Mehr Absatz und Umsatz bedeutete natürlich auch mehr Aufwand. Anfang der achtziger Jahre betreuten nun bereits 38 Mitarbeiter der GVG fast 16.000 Kunden. Mit Vorträgen, Beratungsgesprächen und einem Infomobil warb das Unternehmen immer stärker und professioneller für Erdgas. Aber die Baukonjunktur erlahmte, weil die Hypothekenzinsen nach oben schossen.
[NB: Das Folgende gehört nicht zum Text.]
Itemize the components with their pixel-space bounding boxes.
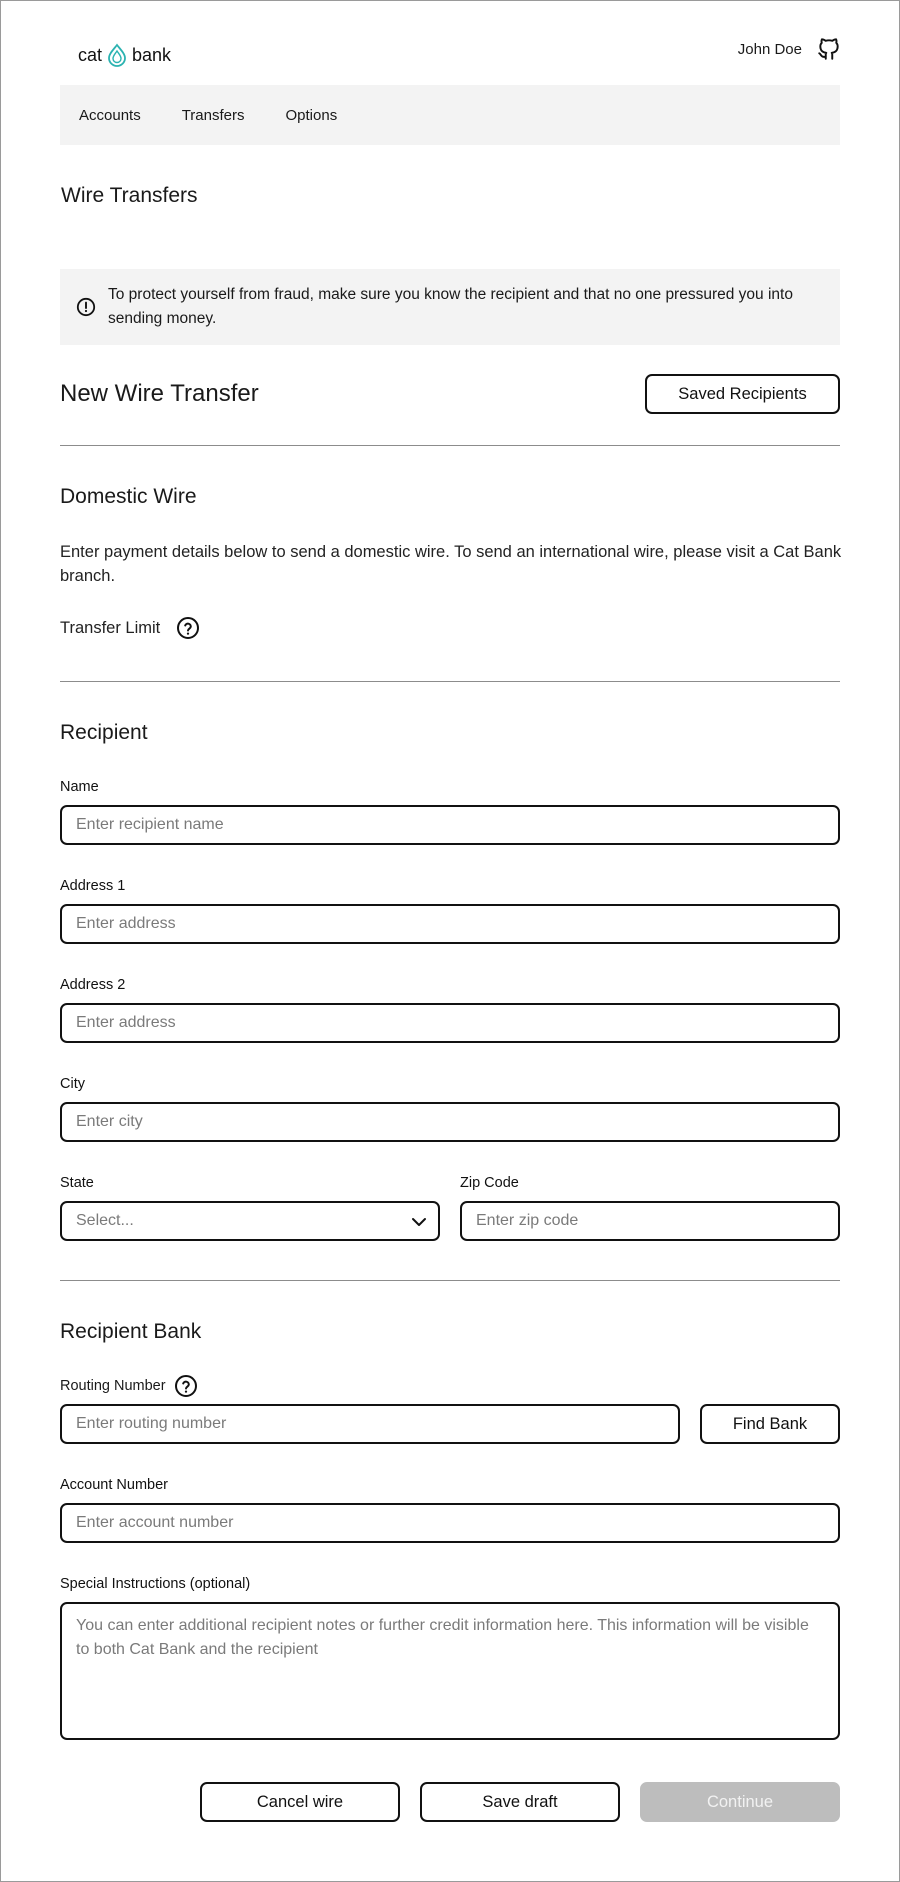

Die Zuwachsraten für Neuanschlüsse sanken.
Die angespannte Wirtschaftslage konnte die GVG durch die Erschließung weiterer Versorgungsgebiete kompensieren. Erftstadt hatte den größten Nachholbedarf, aber auch einige Bereiche Pulheims. Oft ging es zügig voran: So dauerte es von der Ankündigung, eine Erdgas-Transportleitung von Brauweiler über Sinthern nach Geyen zu legen, bis zur Fertigstellung lediglich fünf Monate. „Zuerst war es Holz, dann Kohle, danach die Elektrizität, das Öl und schließlich das Erdgas“, resümierte Pulheims Bürgermeister Willi Mevis gewichtig die kleine Energiegeschichte seiner Gemeinde, als die erste Erdgasflamme im Juni 1983 entzündet wurde.
In anderen ans Netz angeschlossenen Gebieten, etwa den Randbereichen Kölns, brachte die Akquisition immer wieder neue Kunden. Und das trotz verstärkter Werbeanstrengungen des Konkurrenten Öl, der auch kräftig die Unsicherheit über die Erdgasvorräte schürte. Doch schon damals war klar, „dass langfristig Erdgas zur Verfügung steht, um den heute absehbaren Bedarf bis weit in das nächste Jahrtausend“ zu decken, wie es Christoph Brecht, der Präsident der Internationalen Gas-Union, formulierte.
Mit 2.648 neuen Kunden erzielte die GVG 1984 denn auch einen Jahresrekord. Zur weiteren Erschließung von Erftstadt investierte der Versorger mutig 18 Millionen Mark, hauptsächlich für 71 Kilometer Rohrleitungen und die notwendigen Stationen. Dies half, einen weiteren Spitzenwert zu erreichen: Drei Jahre später verkaufte die GVG erstmals rund eine Milliarde Kilowattstunden Erdgas.